There are several reasons drivers quit. For now, I’d like to focus the one reason that seems to bubble to the top when drivers quit during the first six months: 

“The job wasn't what I expected.”

When you experience a lot of turnover during the first six months, you need to take a long, hard look at your recruiting process. In particular, how did you portray the job in the first place?  What do your ads and recruiters say? Drivers who quit during the first six months always say the same thing: the job wasn’t what I expected it would be.  Why is that?  Did someone lie? Or was it just an honest case of miscommunication?  What really happened? 

We wanted to get to the root cause. To do so, we relied partially on our study of human consciousness.

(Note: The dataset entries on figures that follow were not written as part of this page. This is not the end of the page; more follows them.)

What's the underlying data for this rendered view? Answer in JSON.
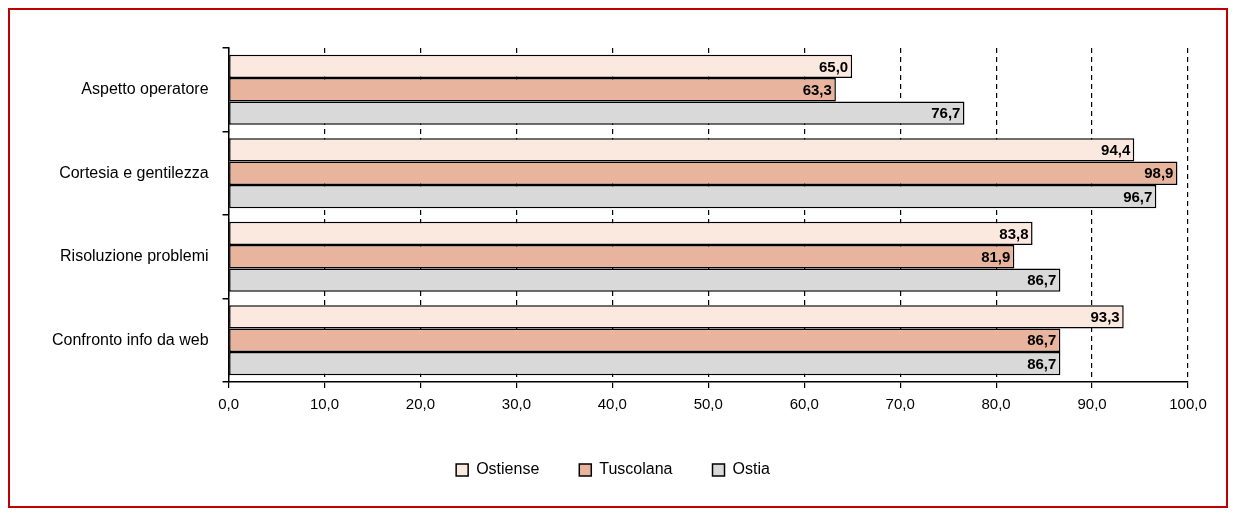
{
  "chart_data": {
    "type": "bar",
    "orientation": "horizontal",
    "categories": [
      "Aspetto operatore",
      "Cortesia e gentilezza",
      "Risoluzione problemi",
      "Confronto info da web"
    ],
    "series": [
      {
        "name": "Ostiense",
        "color": "#fbe9df",
        "values": [
          65.0,
          94.4,
          83.8,
          93.3
        ],
        "value_labels": [
          "65,0",
          "94,4",
          "83,8",
          "93,3"
        ]
      },
      {
        "name": "Tuscolana",
        "color": "#e8b49e",
        "values": [
          63.3,
          98.9,
          81.9,
          86.7
        ],
        "value_labels": [
          "63,3",
          "98,9",
          "81,9",
          "86,7"
        ]
      },
      {
        "name": "Ostia",
        "color": "#d9d9d9",
        "values": [
          76.7,
          96.7,
          86.7,
          86.7
        ],
        "value_labels": [
          "76,7",
          "96,7",
          "86,7",
          "86,7"
        ]
      }
    ],
    "xlim": [
      0,
      100
    ],
    "xticks": [
      {
        "value": 0,
        "label": "0,0"
      },
      {
        "value": 10,
        "label": "10,0"
      },
      {
        "value": 20,
        "label": "20,0"
      },
      {
        "value": 30,
        "label": "30,0"
      },
      {
        "value": 40,
        "label": "40,0"
      },
      {
        "value": 50,
        "label": "50,0"
      },
      {
        "value": 60,
        "label": "60,0"
      },
      {
        "value": 70,
        "label": "70,0"
      },
      {
        "value": 80,
        "label": "80,0"
      },
      {
        "value": 90,
        "label": "90,0"
      },
      {
        "value": 100,
        "label": "100,0"
      }
    ],
    "grid": "x",
    "legend": "bottom"
  }
}
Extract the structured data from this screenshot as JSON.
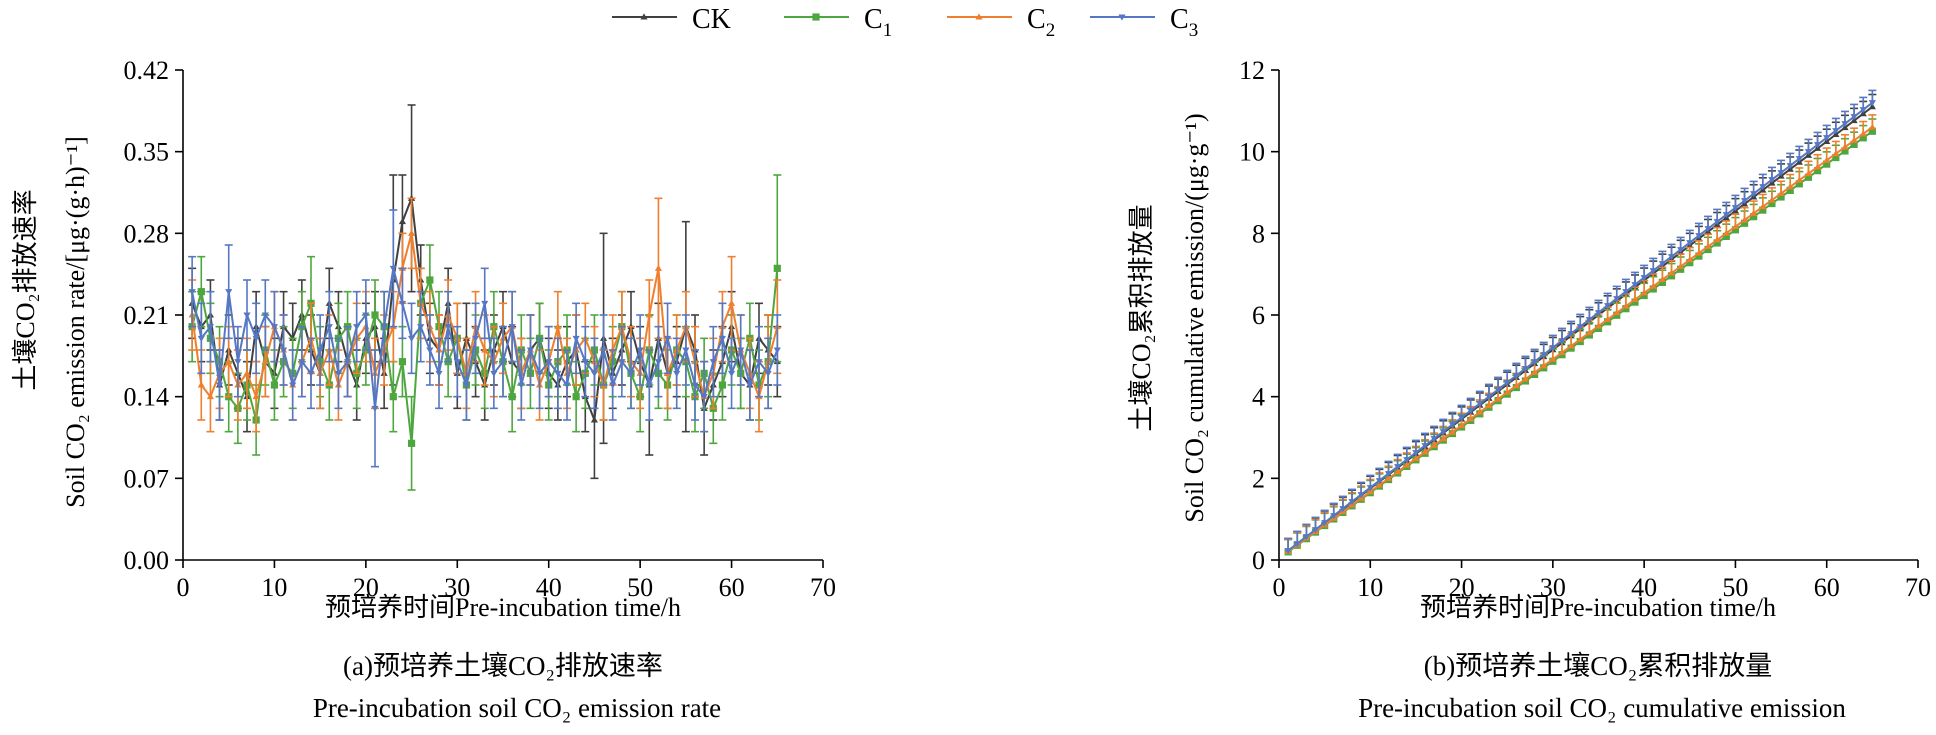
{
  "legend": {
    "items": [
      {
        "label": "CK",
        "sub": "",
        "color": "#404040",
        "marker": "triangle-up"
      },
      {
        "label": "C",
        "sub": "1",
        "color": "#4ea73e",
        "marker": "square"
      },
      {
        "label": "C",
        "sub": "2",
        "color": "#ef7f2e",
        "marker": "triangle-up"
      },
      {
        "label": "C",
        "sub": "3",
        "color": "#5577c4",
        "marker": "triangle-down"
      }
    ]
  },
  "chart_data": [
    {
      "type": "line",
      "id": "a",
      "xlabel": "预培养时间Pre-incubation time/h",
      "ylabel_cn": "土壤CO₂排放速率",
      "ylabel_en": "Soil CO₂ emission rate/[μg·(g·h)⁻¹]",
      "caption_cn": "(a)预培养土壤CO₂排放速率",
      "caption_en": "Pre-incubation soil CO₂ emission rate",
      "xlim": [
        0,
        70
      ],
      "ylim": [
        0,
        0.42
      ],
      "xticks": [
        "0",
        "10",
        "20",
        "30",
        "40",
        "50",
        "60",
        "70"
      ],
      "yticks": [
        "0.00",
        "0.07",
        "0.14",
        "0.21",
        "0.28",
        "0.35",
        "0.42"
      ],
      "x": [
        1,
        2,
        3,
        4,
        5,
        6,
        7,
        8,
        9,
        10,
        11,
        12,
        13,
        14,
        15,
        16,
        17,
        18,
        19,
        20,
        21,
        22,
        23,
        24,
        25,
        26,
        27,
        28,
        29,
        30,
        31,
        32,
        33,
        34,
        35,
        36,
        37,
        38,
        39,
        40,
        41,
        42,
        43,
        44,
        45,
        46,
        47,
        48,
        49,
        50,
        51,
        52,
        53,
        54,
        55,
        56,
        57,
        58,
        59,
        60,
        61,
        62,
        63,
        64,
        65
      ],
      "series": [
        {
          "name": "CK",
          "color": "#404040",
          "marker": "triangle-up",
          "values": [
            0.22,
            0.2,
            0.21,
            0.15,
            0.18,
            0.16,
            0.14,
            0.2,
            0.17,
            0.16,
            0.2,
            0.19,
            0.21,
            0.18,
            0.16,
            0.22,
            0.2,
            0.17,
            0.15,
            0.19,
            0.2,
            0.16,
            0.24,
            0.29,
            0.31,
            0.24,
            0.19,
            0.18,
            0.22,
            0.16,
            0.19,
            0.17,
            0.15,
            0.18,
            0.2,
            0.17,
            0.16,
            0.18,
            0.19,
            0.16,
            0.15,
            0.17,
            0.18,
            0.14,
            0.12,
            0.19,
            0.16,
            0.18,
            0.2,
            0.17,
            0.15,
            0.19,
            0.16,
            0.17,
            0.2,
            0.18,
            0.13,
            0.15,
            0.17,
            0.2,
            0.16,
            0.15,
            0.19,
            0.18,
            0.17
          ],
          "errors": [
            0.03,
            0.03,
            0.03,
            0.03,
            0.03,
            0.03,
            0.03,
            0.03,
            0.03,
            0.03,
            0.03,
            0.03,
            0.03,
            0.03,
            0.03,
            0.03,
            0.03,
            0.03,
            0.03,
            0.03,
            0.03,
            0.03,
            0.09,
            0.04,
            0.08,
            0.03,
            0.03,
            0.03,
            0.03,
            0.03,
            0.03,
            0.03,
            0.03,
            0.03,
            0.03,
            0.03,
            0.03,
            0.03,
            0.03,
            0.03,
            0.03,
            0.03,
            0.03,
            0.03,
            0.05,
            0.09,
            0.03,
            0.03,
            0.03,
            0.03,
            0.06,
            0.03,
            0.03,
            0.03,
            0.09,
            0.03,
            0.04,
            0.03,
            0.03,
            0.03,
            0.03,
            0.03,
            0.03,
            0.03,
            0.03
          ]
        },
        {
          "name": "C1",
          "color": "#4ea73e",
          "marker": "square",
          "values": [
            0.2,
            0.23,
            0.19,
            0.17,
            0.14,
            0.13,
            0.15,
            0.12,
            0.18,
            0.15,
            0.17,
            0.16,
            0.2,
            0.22,
            0.17,
            0.15,
            0.19,
            0.2,
            0.16,
            0.18,
            0.21,
            0.2,
            0.14,
            0.17,
            0.1,
            0.22,
            0.24,
            0.2,
            0.17,
            0.19,
            0.15,
            0.18,
            0.16,
            0.2,
            0.17,
            0.14,
            0.18,
            0.16,
            0.19,
            0.15,
            0.17,
            0.18,
            0.14,
            0.16,
            0.18,
            0.15,
            0.17,
            0.2,
            0.16,
            0.14,
            0.18,
            0.16,
            0.15,
            0.18,
            0.17,
            0.14,
            0.16,
            0.13,
            0.15,
            0.18,
            0.16,
            0.19,
            0.15,
            0.17,
            0.25
          ],
          "errors": [
            0.03,
            0.03,
            0.03,
            0.03,
            0.03,
            0.03,
            0.03,
            0.03,
            0.03,
            0.03,
            0.03,
            0.03,
            0.03,
            0.04,
            0.03,
            0.03,
            0.03,
            0.03,
            0.03,
            0.03,
            0.03,
            0.03,
            0.03,
            0.03,
            0.04,
            0.03,
            0.03,
            0.03,
            0.03,
            0.03,
            0.03,
            0.03,
            0.03,
            0.03,
            0.03,
            0.03,
            0.03,
            0.03,
            0.03,
            0.03,
            0.03,
            0.03,
            0.03,
            0.03,
            0.03,
            0.03,
            0.03,
            0.03,
            0.03,
            0.03,
            0.03,
            0.03,
            0.03,
            0.03,
            0.03,
            0.03,
            0.03,
            0.03,
            0.03,
            0.03,
            0.03,
            0.03,
            0.03,
            0.03,
            0.08
          ]
        },
        {
          "name": "C2",
          "color": "#ef7f2e",
          "marker": "triangle-up",
          "values": [
            0.21,
            0.15,
            0.14,
            0.16,
            0.17,
            0.15,
            0.16,
            0.14,
            0.17,
            0.2,
            0.18,
            0.15,
            0.17,
            0.19,
            0.16,
            0.18,
            0.15,
            0.17,
            0.19,
            0.2,
            0.16,
            0.18,
            0.2,
            0.25,
            0.28,
            0.22,
            0.2,
            0.18,
            0.21,
            0.19,
            0.16,
            0.2,
            0.18,
            0.17,
            0.19,
            0.2,
            0.16,
            0.18,
            0.15,
            0.17,
            0.2,
            0.16,
            0.18,
            0.19,
            0.17,
            0.15,
            0.18,
            0.2,
            0.17,
            0.16,
            0.21,
            0.25,
            0.16,
            0.18,
            0.2,
            0.17,
            0.14,
            0.16,
            0.2,
            0.22,
            0.18,
            0.16,
            0.14,
            0.17,
            0.2
          ],
          "errors": [
            0.03,
            0.03,
            0.03,
            0.03,
            0.03,
            0.03,
            0.03,
            0.03,
            0.03,
            0.03,
            0.03,
            0.03,
            0.03,
            0.03,
            0.03,
            0.03,
            0.03,
            0.03,
            0.03,
            0.03,
            0.03,
            0.03,
            0.03,
            0.03,
            0.03,
            0.03,
            0.03,
            0.03,
            0.03,
            0.03,
            0.03,
            0.03,
            0.03,
            0.03,
            0.03,
            0.03,
            0.03,
            0.03,
            0.03,
            0.03,
            0.03,
            0.03,
            0.03,
            0.03,
            0.03,
            0.03,
            0.03,
            0.03,
            0.03,
            0.03,
            0.03,
            0.06,
            0.03,
            0.03,
            0.03,
            0.03,
            0.03,
            0.03,
            0.03,
            0.04,
            0.03,
            0.03,
            0.03,
            0.04,
            0.04
          ]
        },
        {
          "name": "C3",
          "color": "#5577c4",
          "marker": "triangle-down",
          "values": [
            0.23,
            0.19,
            0.2,
            0.15,
            0.23,
            0.17,
            0.21,
            0.19,
            0.21,
            0.2,
            0.18,
            0.15,
            0.17,
            0.16,
            0.18,
            0.2,
            0.16,
            0.17,
            0.2,
            0.21,
            0.13,
            0.2,
            0.25,
            0.22,
            0.19,
            0.2,
            0.18,
            0.16,
            0.2,
            0.17,
            0.15,
            0.19,
            0.22,
            0.16,
            0.17,
            0.2,
            0.15,
            0.18,
            0.16,
            0.17,
            0.16,
            0.15,
            0.19,
            0.17,
            0.16,
            0.18,
            0.15,
            0.17,
            0.16,
            0.18,
            0.15,
            0.17,
            0.19,
            0.16,
            0.18,
            0.15,
            0.14,
            0.17,
            0.19,
            0.16,
            0.18,
            0.15,
            0.17,
            0.16,
            0.18
          ],
          "errors": [
            0.03,
            0.03,
            0.03,
            0.03,
            0.04,
            0.03,
            0.03,
            0.03,
            0.03,
            0.03,
            0.03,
            0.03,
            0.03,
            0.03,
            0.03,
            0.03,
            0.03,
            0.03,
            0.03,
            0.03,
            0.05,
            0.03,
            0.05,
            0.03,
            0.03,
            0.03,
            0.03,
            0.03,
            0.03,
            0.03,
            0.03,
            0.03,
            0.03,
            0.03,
            0.03,
            0.03,
            0.03,
            0.03,
            0.03,
            0.03,
            0.03,
            0.03,
            0.03,
            0.03,
            0.03,
            0.03,
            0.03,
            0.03,
            0.03,
            0.03,
            0.03,
            0.03,
            0.03,
            0.03,
            0.03,
            0.03,
            0.03,
            0.03,
            0.03,
            0.03,
            0.03,
            0.03,
            0.03,
            0.03,
            0.03
          ]
        }
      ]
    },
    {
      "type": "line",
      "id": "b",
      "xlabel": "预培养时间Pre-incubation time/h",
      "ylabel_cn": "土壤CO₂累积排放量",
      "ylabel_en": "Soil CO₂ cumulative emission/(μg·g⁻¹)",
      "caption_cn": "(b)预培养土壤CO₂累积排放量",
      "caption_en": "Pre-incubation soil CO₂ cumulative emission",
      "xlim": [
        0,
        70
      ],
      "ylim": [
        0,
        12
      ],
      "xticks": [
        "0",
        "10",
        "20",
        "30",
        "40",
        "50",
        "60",
        "70"
      ],
      "yticks": [
        "0",
        "2",
        "4",
        "6",
        "8",
        "10",
        "12"
      ],
      "x_start": 1,
      "x_end": 65,
      "points": 65,
      "series": [
        {
          "name": "CK",
          "color": "#404040",
          "marker": "triangle-up",
          "start": 0.22,
          "end": 11.1,
          "error": 0.3
        },
        {
          "name": "C1",
          "color": "#4ea73e",
          "marker": "square",
          "start": 0.2,
          "end": 10.5,
          "error": 0.3
        },
        {
          "name": "C2",
          "color": "#ef7f2e",
          "marker": "triangle-up",
          "start": 0.21,
          "end": 10.6,
          "error": 0.3
        },
        {
          "name": "C3",
          "color": "#5577c4",
          "marker": "triangle-down",
          "start": 0.23,
          "end": 11.2,
          "error": 0.3
        }
      ]
    }
  ]
}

Humans have the unique ability to create a mental story about our future.  We actually imagine the events unfolding and develop expectations.  We do it all day long, every day of our lives.  But sometimes our stories don’t come true. Reality fails to match our consciousness and we’re disappointed.

That’s exactly what happens when a driver says the job isn’t what they expected it would be.  They had a story, right or wrong, in their head, and it didn’t come true.  Is it the recruiter’s fault?  Did they over-promise?  Or is it the driver’s fault?  Did he or she create an overly rosy story about the job?  We don’t care about blame or fault.  We care about fixing the problem.

All different kinds of people apply to work for your company.  You need an effective way to portray the job as it actually is, regardless of how each applicant views the world.  You need to show the good, the bad and the ugly.

Here are three ways to do it:

  1. Driver-to-Driver Meeting
  2. Expectations Agreement
  3. Realistic Job Preview

The first strategy is simple and low cost.  Somewhere in your hiring process, schedule a direct one-on-one conversation between the applicant and one of your senior drivers.  This can be face to face or over the phone, but other than making the introduction, you shouldn’t be involved.  The two of them can have an open, honest, private and productive conversation about the true nature of the job.  Ideally, some of the applicants will realize that it’s not the right fit and will go somewhere else.  Congratulations, you just saved $5,000.

The second strategy is to create a one-page document that details the job and your expectations for how the driver must behave. It should also have a list of expectations the driver has for how he or she wants to be treated.

The third strategy is best: a Realistic Job Preview.  This is a six-minute video that objectively portrays all aspects of the job, alternating between the positives and the negatives.  It ends with the driver completing a self-assessment to self-determine if the job is a good fit. You don’t get to see their answers.  The self-assessment is for their eyes only and helps them determine if they are going to like the job.

These three strategies have been proven to reduce voluntary turnover in the first six months.  You can use one of them or all three.  They pay for themselves.